Friday, 13 October 2023

Five Poems by Angela Hoffman

 



Welcome the Inevitable

 

The birch with legs all scabbed, skin no longer taut,

sleeves of leaves all gone, revealing arms of little muscle

stands with resolve under sheets of gray.

Destined to decline, it contemplates its future

under the wide shoulders of winter. 

I set my eyes on the impending for this faceless tree,

for it knows better than me how to be. 

Living abreast inevitable death, the tree is stirred 

to go on living as if it was waist high in spring.


 

I’ll Wear My Magenta 

 

Stuck betwixt and between, straddling two worlds

blood red fingers claw up from the grave;

arrows in reverse, piercing death, resurrecting back to life. 

It is primordial, this force, that invokes the emerging.

The bud at first is fearful, tight as a fist

but it’s rooted in original matter, pulsating with power, 

and so it galvanizes its inner strength, begins to open

with a new narrative of self-expression. 

The peony now is audacious, rebellious, exuberant, brave,

wearing its magenta in celebration of its newfound joy.

 

 

I’ll Be Your Brown

After James Crews, Cardinal

 

I consider how much I have loved, harmed, helped, or not, 

and a cardinal seems a bit lofty for me, so I think in terms of more

ordinary, say a really good stick for when the terrain gets tough. 

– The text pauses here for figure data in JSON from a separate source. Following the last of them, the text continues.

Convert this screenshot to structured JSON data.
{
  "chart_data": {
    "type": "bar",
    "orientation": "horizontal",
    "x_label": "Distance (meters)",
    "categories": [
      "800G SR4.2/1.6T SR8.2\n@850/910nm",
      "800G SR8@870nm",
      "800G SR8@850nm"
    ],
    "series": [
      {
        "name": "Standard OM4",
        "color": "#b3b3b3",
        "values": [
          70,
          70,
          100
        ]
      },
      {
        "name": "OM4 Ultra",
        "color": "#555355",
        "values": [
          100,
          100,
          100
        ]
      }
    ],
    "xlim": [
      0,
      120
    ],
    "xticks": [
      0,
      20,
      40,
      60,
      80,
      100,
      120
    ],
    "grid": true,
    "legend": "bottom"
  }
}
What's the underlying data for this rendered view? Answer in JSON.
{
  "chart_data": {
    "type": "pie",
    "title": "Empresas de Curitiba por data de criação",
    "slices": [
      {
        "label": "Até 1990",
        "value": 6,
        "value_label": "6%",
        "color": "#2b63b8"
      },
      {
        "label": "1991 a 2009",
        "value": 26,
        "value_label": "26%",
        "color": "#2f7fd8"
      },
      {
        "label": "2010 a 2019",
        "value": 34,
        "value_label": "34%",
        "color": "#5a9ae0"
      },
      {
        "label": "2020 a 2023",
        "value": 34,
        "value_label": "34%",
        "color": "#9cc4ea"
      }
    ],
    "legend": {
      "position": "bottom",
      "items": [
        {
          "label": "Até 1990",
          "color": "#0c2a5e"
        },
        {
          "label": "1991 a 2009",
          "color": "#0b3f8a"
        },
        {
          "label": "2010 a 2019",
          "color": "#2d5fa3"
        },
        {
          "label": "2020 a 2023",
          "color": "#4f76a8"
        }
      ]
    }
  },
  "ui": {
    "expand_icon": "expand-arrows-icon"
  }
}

I could try to be a sunflower seed, scattering a smile or a kind word

among your blue days.

I might be a wren, that background noise that persists

until you can no longer resist, and you turn your gaze

at little old me, a tiny creature, making good trouble,

and you reconsider; perhaps you have disbelieved 

in your own loveliness, strength. 

Or how about that penny you think isn’t worth your effort, 

but you do lean, reach and see, 

In God we trust.

 

 

Wild Things

 

Those dainty white bells seduce the most stubborn

to stop and breathe their fragrance, 

and delicate fronds unfurl, dance with the wind.

You can’t help but smile, run your hands through their green. 

 

What if I left things a bit unchecked, a bit more carefree,

let go of a perfectly maintained life, yards of routines?

What would grow wild, rise up, emerge in its true nature

in the toughest of places with roots

thick and determined to be out of place,

to frolic and play games with my need for order? 



You’re My Window

 

Forged out of grit and heat,

I see through your openness, transparency.

I see myself reflected in the way you look back at me,

the way we survive off each other. 

I look for your glow in the dark.

Whether full of the outside world or washed clean,

you shimmer with warmth. 

You see me through.







Angela Hoffman’s poetry collections include Resurrection Lily and Olly Olly Oxen Free (Kelsay Books). She placed third in the WFOP Kay Saunders Memorial Emerging Poet in 2022 and was a runner up in the 2023 Wisconsin Sijo competition. Her poems have been published in Agape Review, Amethyst Review, As Surely As the Sun, Blue Heron Review, Braided Way, Bramble, Cosmic Daffodil Journal, Moss Piglet, Lothlorien Poetry Journal, Muleskinner Journal, Of Rust and Glass, One Art, Poetica Review, Solitary Plover, The Orchards Poetry Journal, The Poet Magazine, Verse-Virtual, Visual Verse, Wisconsin Fellowship of Poets’ Museletter and Calendar, Whispers and Echoes, Wilda Morris’s Poetry Challenge, Writing In A Woman’s Voice, and Your Daily Poem. She writes a poem a day. Angela lives in rural Wisconsin.